Let $M$ be a graded module over an $\mathbb{N}$-graded ring $S$ and $S_+$ be the ideal of positive degree elements. Is it true that $M=0$ iff the homogeneous localization $M_{(\mathfrak p)}=0$ for all homogeneous prime ideals $\mathfrak p$ of $S$ not containing $S_+$?
The proof in the non graded case uses the fact that a nonzero element has a proper annihilator ideal. To follow the same proof I'd have to conclude that the annihilator does not contain all of $S_+$, which I'm not sure about, and then argue that the annihilator is contained in some prime graded ideal which does not contain all of $S_+$. We can assume $S$ is finitely generated by $S_1$ as an $S_0$-algebra if this helps.

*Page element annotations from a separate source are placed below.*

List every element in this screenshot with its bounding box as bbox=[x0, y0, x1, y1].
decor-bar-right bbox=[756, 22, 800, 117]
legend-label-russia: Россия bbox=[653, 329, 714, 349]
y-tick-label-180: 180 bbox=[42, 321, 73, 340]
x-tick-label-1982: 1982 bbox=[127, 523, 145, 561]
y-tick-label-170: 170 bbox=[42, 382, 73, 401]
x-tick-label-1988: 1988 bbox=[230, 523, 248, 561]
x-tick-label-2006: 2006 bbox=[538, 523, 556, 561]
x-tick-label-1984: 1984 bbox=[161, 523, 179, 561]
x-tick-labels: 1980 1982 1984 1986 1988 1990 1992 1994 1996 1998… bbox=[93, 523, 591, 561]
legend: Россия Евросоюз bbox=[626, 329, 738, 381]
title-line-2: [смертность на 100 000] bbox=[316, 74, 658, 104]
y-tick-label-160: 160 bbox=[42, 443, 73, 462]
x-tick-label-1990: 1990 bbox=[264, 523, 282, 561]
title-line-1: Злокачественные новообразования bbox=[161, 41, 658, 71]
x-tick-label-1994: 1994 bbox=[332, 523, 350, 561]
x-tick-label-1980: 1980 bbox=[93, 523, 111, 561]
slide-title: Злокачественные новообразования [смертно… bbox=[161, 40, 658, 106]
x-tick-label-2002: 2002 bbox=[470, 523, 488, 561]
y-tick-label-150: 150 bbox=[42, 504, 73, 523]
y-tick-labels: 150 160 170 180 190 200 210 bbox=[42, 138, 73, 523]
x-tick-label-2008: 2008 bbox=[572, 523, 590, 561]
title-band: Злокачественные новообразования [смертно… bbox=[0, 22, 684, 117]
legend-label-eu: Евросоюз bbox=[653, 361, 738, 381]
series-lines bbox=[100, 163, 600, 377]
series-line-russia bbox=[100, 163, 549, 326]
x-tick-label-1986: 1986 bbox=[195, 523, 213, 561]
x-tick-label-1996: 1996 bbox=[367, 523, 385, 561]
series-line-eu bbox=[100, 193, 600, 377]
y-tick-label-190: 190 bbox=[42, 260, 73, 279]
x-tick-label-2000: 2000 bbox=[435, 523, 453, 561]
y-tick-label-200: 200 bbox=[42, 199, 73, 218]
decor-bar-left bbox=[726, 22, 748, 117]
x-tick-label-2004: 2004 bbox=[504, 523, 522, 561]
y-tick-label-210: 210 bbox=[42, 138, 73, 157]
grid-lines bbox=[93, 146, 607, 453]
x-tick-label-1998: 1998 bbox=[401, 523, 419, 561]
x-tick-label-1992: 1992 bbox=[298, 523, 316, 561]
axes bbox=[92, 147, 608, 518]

EDIT: As shown by user26857 this is not true. I'd like to follow up by asking: if all homogeneous localizations at homogeneous primes $M_{(\mathfrak p)}=0$ is $M$ necessarily $0$?
No, this isn't true.
If $S=K[X]$ and $M=S/(X^2)$ then $M_{(0)}=0$ and $(0)$ is the only homogeneous prime of $S$ different from $S_+$. In general, I can't see any reason to exclude $S_+$ from such a question.
Edit. The answer to your edit is positive: take $x$ a homogeneous non-zero element of $M$ and note that $\operatorname{Ann}(x)$ is a homogeneous ideal, and therefore this is contained in a homogeneous prime ideal.